Business Reports for two-factor authentication is noisy

dhalonen
dhalonen
Community Member
in Business and Teams

Guys, MS Office365 has the ability to enforce 2FA and is controlled by those administrators. When 1Password flags an Office365 as not using 2FA is noise. The remedy is for each employee to visit that account/item and set the "ignore" flag (or worse yet, tag the item as "2FA", which somehow conveys to my users this will squelch the noisy warning). As it is, any discussion w/ employees involves a glorious explanation of the design (eyes roll to back of head...) and dismissal of concern.

As an administrator, the ability to eliminate this noise for very well known apps would be super helpful. In short the warning is noise and only introduces friction towards my team striving for conciencious (sp?) practices.

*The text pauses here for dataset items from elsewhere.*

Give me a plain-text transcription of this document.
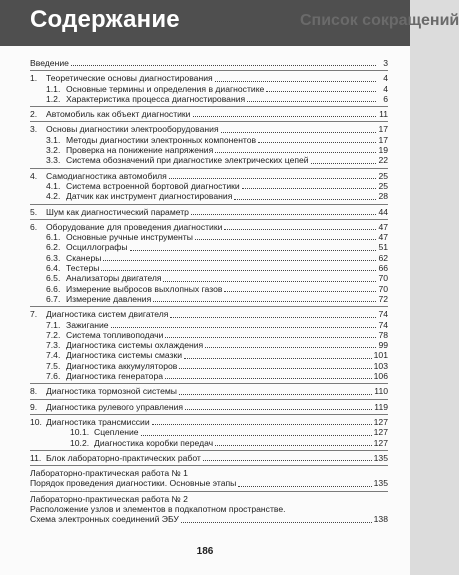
Содержание	Список сокращений
Введение	3
1.	Теоретические основы диагностирования	4
1.1. Основные термины и определения в диагностике	4
1.2. Характеристика процесса диагностирования	6
2.	Автомобиль как объект диагностики	11
3.	Основы диагностики электрооборудования	17
3.1. Методы диагностики электронных компонентов	17
3.2. Проверка на понижение напряжения	19
3.3. Система обозначений при диагностике электрических цепей	22
4.	Самодиагностика автомобиля	25
4.1. Система встроенной бортовой диагностики	25
4.2. Датчик как инструмент диагностирования	28
5.	Шум как диагностический параметр	44
6.	Оборудование для проведения диагностики	47
6.1. Основные ручные инструменты	47
6.2. Осциллографы	51
6.3. Сканеры	62
6.4. Тестеры	66
6.5. Анализаторы двигателя	70
6.6. Измерение выбросов выхлопных газов	70
6.7. Измерение давления	72
7.	Диагностика систем двигателя	74
7.1. Зажигание	74
7.2. Система топливоподачи	78
7.3. Диагностика системы охлаждения	99
7.4. Диагностика системы смазки	101
7.5. Диагностика аккумуляторов	103
7.6. Диагностика генератора	106
8.	Диагностика тормозной системы	110
9.	Диагностика рулевого управления	119
10. Диагностика трансмиссии	127
10.1. Сцепление	127
10.2. Диагностика коробки передач	127
11. Блок лабораторно-практических работ	135
Лабораторно-практическая работа № 1
Порядок проведения диагностики. Основные этапы	135
Лабораторно-практическая работа № 2
Расположение узлов и элементов в подкапотном пространстве.
Схема электронных соединений ЭБУ	138
186
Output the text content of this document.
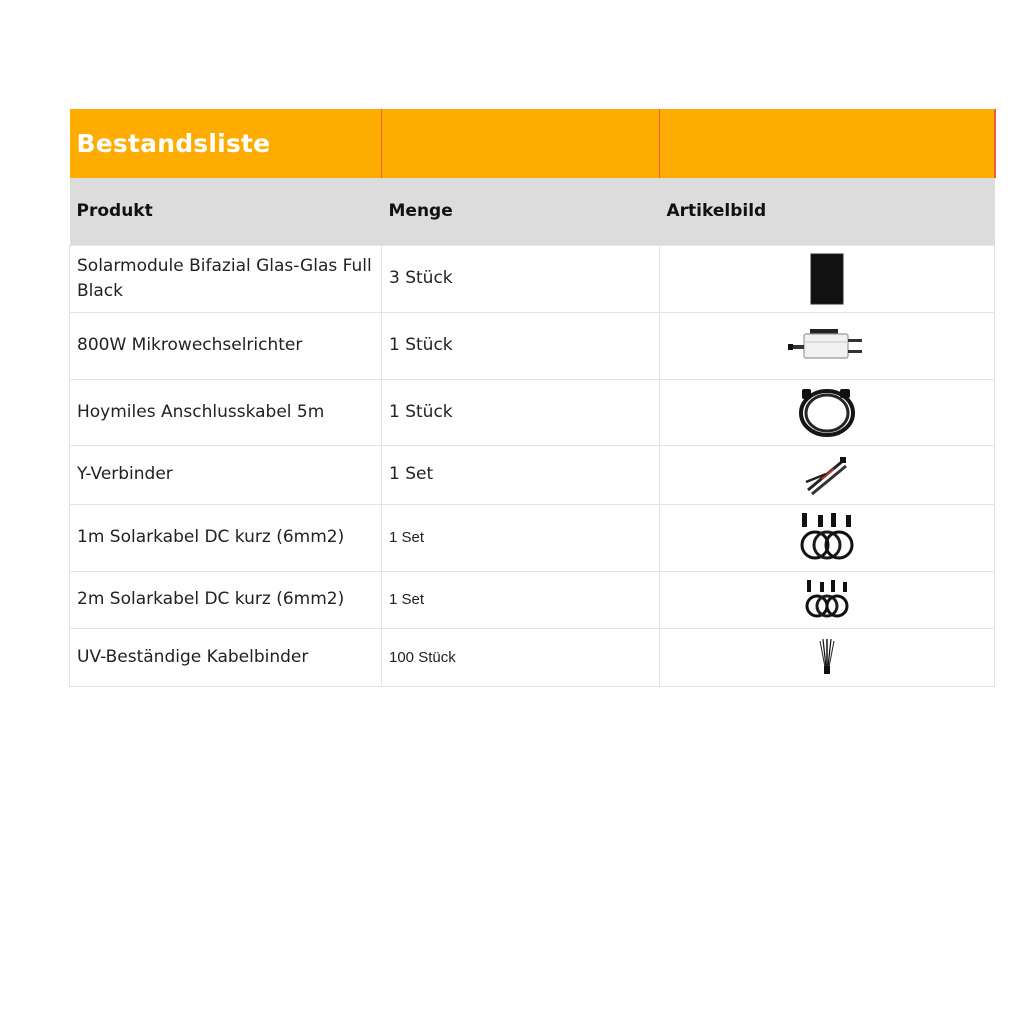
Bestandsliste		
Produkt	Menge	Artikelbild
Solarmodule Bifazial Glas-Glas Full Black	3 Stück	
800W Mikrowechselrichter	1 Stück	
Hoymiles Anschlusskabel 5m	1 Stück	
Y-Verbinder	1 Set	
1m Solarkabel DC kurz (6mm2)	1 Set	
2m Solarkabel DC kurz (6mm2)	1 Set	
UV-Beständige Kabelbinder	100 Stück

I would love to hear of proposals. :)

1Password Version: Not Provided
Extension Version: Not Provided
OS Version: Not Provided
Browser: Not Provided

Comments

  • ag_tommy
    ag_tommy
    edited December 2024

    @dhalonen

    I see you have an open discussion with the team. If you're looking to include this feedback, feel free to include it in your email discussion. I've left this conversation here, so if you're looking for feedback on how other folks work with this, you might get a bit of a discussion going. Cheers!

  • dhalonen
    dhalonen
    Community Member

    Hi Tommy, I'm not sure what action I should take. Please advise.

  • ag_tommy
    ag_tommy

    @dhalonen

    To touch on your subject, the tag 2fa was introduced pre-1Password 8, which has the ability to ignore alerts. It's been around for quite a while. Similarly, I think the tag http also quells the notifications for sites that do not support https. It's been a long time since I used the http tag method. They both go back to the day when folks sought to make those warnings less obtrusive. I used them myself for years.

    Would I be correct in thinking you're looking to disable all notifications of this type as a once-and-done type of situation? If so, I can file a feature request on your behalf. The other option, which is more nuclear, would disable Watchtower itself, and I generally don't recommend folks take that action. It provides beneficial information.

  • dhalonen
    dhalonen
    Community Member

    I'm seeking to reduce/eliminate tasks my employees have to do in order to maintain a strong security posture. Extra administrative effort on their part is a distraction and reduces the perceived value of 1Password & security.

    Whilst adding a tag may be trivial, many have zero interest is additional work or learning new stuff that can be avoided.

    The disabling would be for specific items, such as Office365 or GitHub or ... As an admin, I know MFA is required and the additional notification is not helpful. Notifications for say, a video production site used by our technical writers, would be helpful.

  • Dave_1P
    Dave_1P

    @dhalonen

    Thanks for the reply. I'm happy to file a feature request on your behalf. To clarify, are you enforcing MFA for the logins in question but you're not using 1Password as the authenticator app? Or are you choosing to not secure those accounts using MFA for certain reasons?

    I look forward to hearing from you.

    -Dave

  • dhalonen
    dhalonen
    Community Member

    We enforce MFA as a matter of policy & practice wherever possible. I encourage folks to use 1Password TOTP for almost everything.

    Critical accounts, (email, prod access, ...), are not a good idea (IMO) for 1Password inclusion and for those encourage a separate app.